江牧风沉吟了下,心知上官允并非懈怠之人,再联想他没参加仲秋宴,甚至连日未上朝,向来应该是真的病重到无法起身才是。

“来人!”想到这里,江牧风便沉声道,“传朕旨意,宣太医院刘太医、王太医、邱太医,三人一齐前往相府为上官卿诊治,务必尽快让我大燕的国之栋梁早日康复。”

鱼悦应了一声,连忙起身往太医院传旨去了。

那边由崔尚书带头,底下立刻呼啦啦跪倒了一大片,集体山呼万岁,“臣代上官大人谢过皇上,皇上宅心仁厚,乃我万民之福。”

恭维的话早就听得多了,江牧风也没放到心里去,闻言便挥了挥手,“都起来吧。”

一直立在角落里装隐形人的江封昊这才睁开眼,目光落到崔志远身上,面上一副若有所思的神情,却是半句话也没说。

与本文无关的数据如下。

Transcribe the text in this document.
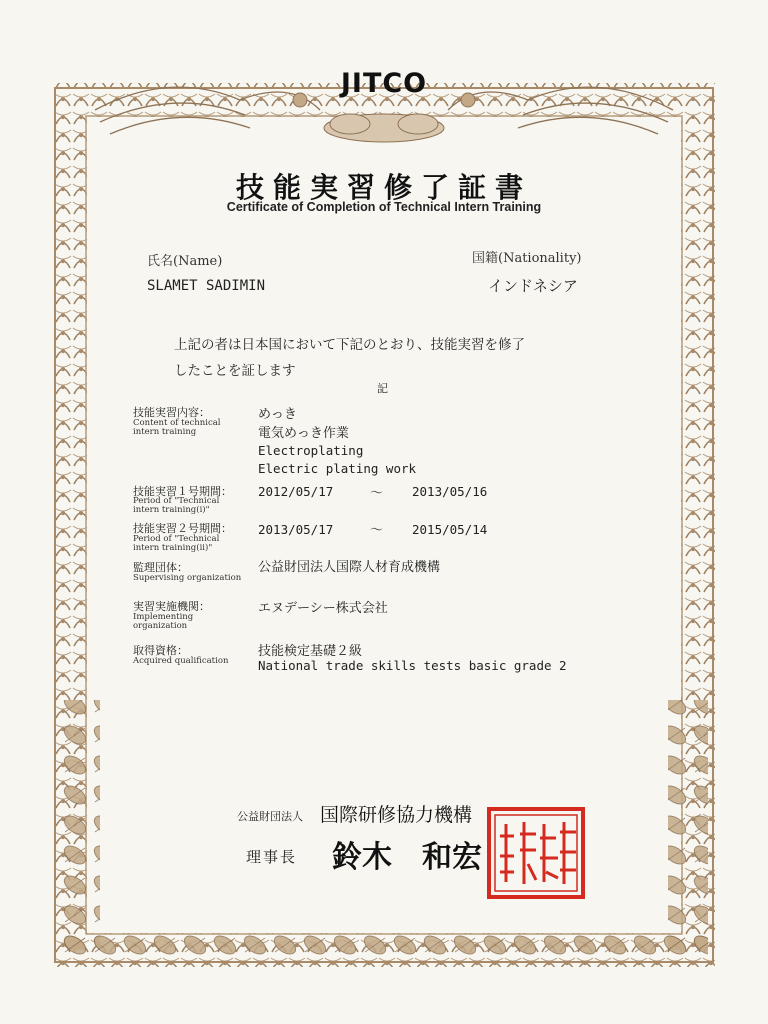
JITCO
技能実習修了証書
Certificate of Completion of Technical Intern Training
氏名(Name)
SLAMET SADIMIN
国籍(Nationality)
インドネシア
上記の者は日本国において下記のとおり、技能実習を修了
したことを証します
記
技能実習内容：
Content of technical intern training
めっき
電気めっき作業
Electroplating
Electric plating work
技能実習１号期間：
Period of "Technical intern training(i)"
2012/05/17	～ 2013/05/16
技能実習２号期間：
Period of "Technical intern training(ii)"
2013/05/17	～ 2015/05/14
監理団体：
Supervising organization
公益財団法人国際人材育成機構
実習実施機関：
Implementing organization
エヌデーシー株式会社
取得資格：
Acquired qualification
技能検定基礎２級
National trade skills tests basic grade 2
公益財団法人 国際研修協力機構
理事長 鈴木　和宏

下了早朝,吃过早饭,稍晚些的时候,江牧风真的打发人送了一辆舒适的马车过来。

在宫里住了好几个月,今日才总算是能回自己的狗窝。何小乔一大早就雀跃非常,好不容易等江封昊把她带出暖春阁,看到马车第一眼,立刻就奋不顾身地想往上窜。

结果临到了旁边才发现以她现在的体重跟体型,没东西踩着,想爬到及腰高的马车上去……那简直就是天方夜谭。

不由哭丧着脸回头看着江封昊,后者却是一脸的云淡风轻,眼里挂着促狭的笑越过她径直跳了上去,然后自顾自往车厢里钻,不忘回头朝她咧出满口白牙。

“……”何小乔瞬间风中凌乱了。

旁边身兼车夫的白首看不过眼,正想递过来一张踩脚凳,没想到有人比他更快。